Soweit der BFH darauf abstelle, dass Alt-Aktien und junge Aktien verschiedene
Wirtschaftsgüter seien, sei darauf hinzuweisen - so der Beklagte -, dass an dem Tag, an
dem die angeblichen Lieferungen zu erfüllen gewesen seien, keine Alt-Aktien mit
Dividendenanspruch mehr hätten geliefert werden können, da der Ex-Tag schon
verstrichen gewesen sei. Die Alt-Aktien hatten damit im "Lieferzeitpunkt" die gleiche
Qualität wie junge Aktien. Nur deshalb hätten schließlich auch Lieferanspruch und
Lieferverpflichtung gegeneinander aufgerechnet werden können.
Soweit der BFH darauf abstelle, dass der Erwerber der Alt-Aktien ein Kursrisiko getragen
habe, könne dieses Argument jedenfalls im vorliegenden Fall nicht durchgreifen, da die
taggleichen An- und Verkäufe zu jeweils festgelegten Kursen erfolgt seien.

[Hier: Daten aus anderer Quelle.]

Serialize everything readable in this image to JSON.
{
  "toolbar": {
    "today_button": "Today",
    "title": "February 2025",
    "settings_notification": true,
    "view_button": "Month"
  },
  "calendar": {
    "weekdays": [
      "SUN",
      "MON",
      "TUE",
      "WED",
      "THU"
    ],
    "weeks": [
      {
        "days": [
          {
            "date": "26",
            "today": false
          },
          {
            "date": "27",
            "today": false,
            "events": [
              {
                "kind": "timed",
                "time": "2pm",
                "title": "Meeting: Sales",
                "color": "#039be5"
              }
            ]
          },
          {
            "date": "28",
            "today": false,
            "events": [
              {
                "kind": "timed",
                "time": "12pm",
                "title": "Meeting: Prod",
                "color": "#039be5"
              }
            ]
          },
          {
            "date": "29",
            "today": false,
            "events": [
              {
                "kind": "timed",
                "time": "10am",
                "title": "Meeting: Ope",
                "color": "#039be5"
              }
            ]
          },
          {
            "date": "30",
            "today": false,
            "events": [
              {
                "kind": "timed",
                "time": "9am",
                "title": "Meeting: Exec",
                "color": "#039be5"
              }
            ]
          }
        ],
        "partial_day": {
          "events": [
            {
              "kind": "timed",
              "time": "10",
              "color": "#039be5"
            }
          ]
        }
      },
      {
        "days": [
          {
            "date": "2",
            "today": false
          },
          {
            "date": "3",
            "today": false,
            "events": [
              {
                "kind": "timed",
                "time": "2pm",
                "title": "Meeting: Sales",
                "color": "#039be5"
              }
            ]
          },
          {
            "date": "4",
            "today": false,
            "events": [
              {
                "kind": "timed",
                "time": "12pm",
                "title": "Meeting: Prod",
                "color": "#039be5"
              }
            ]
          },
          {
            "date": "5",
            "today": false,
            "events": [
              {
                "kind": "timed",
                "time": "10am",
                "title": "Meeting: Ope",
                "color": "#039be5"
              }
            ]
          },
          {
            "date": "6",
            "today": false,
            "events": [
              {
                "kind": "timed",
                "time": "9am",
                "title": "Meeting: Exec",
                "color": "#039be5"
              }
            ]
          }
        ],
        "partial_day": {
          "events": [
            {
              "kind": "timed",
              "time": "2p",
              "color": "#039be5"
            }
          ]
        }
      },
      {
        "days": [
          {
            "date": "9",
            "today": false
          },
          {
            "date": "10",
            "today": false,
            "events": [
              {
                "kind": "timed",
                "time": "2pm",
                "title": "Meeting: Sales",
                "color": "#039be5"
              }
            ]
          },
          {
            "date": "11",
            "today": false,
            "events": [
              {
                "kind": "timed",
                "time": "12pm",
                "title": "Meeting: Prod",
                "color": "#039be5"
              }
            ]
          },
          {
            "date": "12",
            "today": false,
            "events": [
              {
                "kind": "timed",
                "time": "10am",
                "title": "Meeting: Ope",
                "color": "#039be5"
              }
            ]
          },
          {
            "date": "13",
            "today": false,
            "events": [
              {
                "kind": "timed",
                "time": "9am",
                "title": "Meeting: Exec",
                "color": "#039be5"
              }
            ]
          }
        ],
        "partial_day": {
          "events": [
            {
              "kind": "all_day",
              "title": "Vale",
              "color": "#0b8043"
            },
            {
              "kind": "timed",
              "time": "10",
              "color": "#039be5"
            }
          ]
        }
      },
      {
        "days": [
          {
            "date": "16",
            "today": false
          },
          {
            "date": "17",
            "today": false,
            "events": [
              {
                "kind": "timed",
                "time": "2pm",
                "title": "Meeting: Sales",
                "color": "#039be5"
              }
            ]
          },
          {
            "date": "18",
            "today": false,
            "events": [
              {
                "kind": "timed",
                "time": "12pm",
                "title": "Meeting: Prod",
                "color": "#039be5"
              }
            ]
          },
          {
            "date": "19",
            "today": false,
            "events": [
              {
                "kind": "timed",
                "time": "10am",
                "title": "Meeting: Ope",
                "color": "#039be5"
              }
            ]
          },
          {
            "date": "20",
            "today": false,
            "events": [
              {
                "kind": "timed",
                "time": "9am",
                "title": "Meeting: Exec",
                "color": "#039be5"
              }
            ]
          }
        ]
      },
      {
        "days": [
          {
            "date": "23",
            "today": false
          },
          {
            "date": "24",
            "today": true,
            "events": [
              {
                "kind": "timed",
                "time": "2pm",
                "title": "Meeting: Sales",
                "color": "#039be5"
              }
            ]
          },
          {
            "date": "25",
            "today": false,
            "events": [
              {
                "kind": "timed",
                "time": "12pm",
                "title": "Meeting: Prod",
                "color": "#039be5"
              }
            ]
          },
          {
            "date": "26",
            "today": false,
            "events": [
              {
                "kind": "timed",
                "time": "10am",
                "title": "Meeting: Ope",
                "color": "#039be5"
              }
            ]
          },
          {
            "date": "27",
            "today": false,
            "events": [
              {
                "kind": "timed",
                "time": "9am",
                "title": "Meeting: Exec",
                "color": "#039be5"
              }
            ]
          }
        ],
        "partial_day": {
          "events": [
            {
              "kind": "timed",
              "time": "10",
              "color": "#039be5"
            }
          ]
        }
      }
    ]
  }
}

Der Kläger
habe also im Zeitpunkt des "Erwerbs" bereits gewusst, zu welchem Kurs er die Aktien
wieder "verkaufen" werde. Damit werde auch deutlich, dass es den Parteien nicht darum
gegangen sei, wirtschaftliches Eigentum an Aktien zu übertragen. Ziel der Parteien sei
ausschließlich gewesen, das jeweilige Körperschaftsteuerguthaben zu realisieren und
wirtschaftlich unter den Beteiligten aufzuteilen.
Der BFH - so der Beklagte - vertrete im Urteil vom 15.12.1999 (BStBl II 2000, 527) die
Rechtsauffassung, die Regelungen in § 50 c EStG einschließlich der Börsenklausel in Abs.
8 Satz 2 gingen als Spezialnorm der Allgemeinnorm des § 42 AO vor. Dies gelte lt.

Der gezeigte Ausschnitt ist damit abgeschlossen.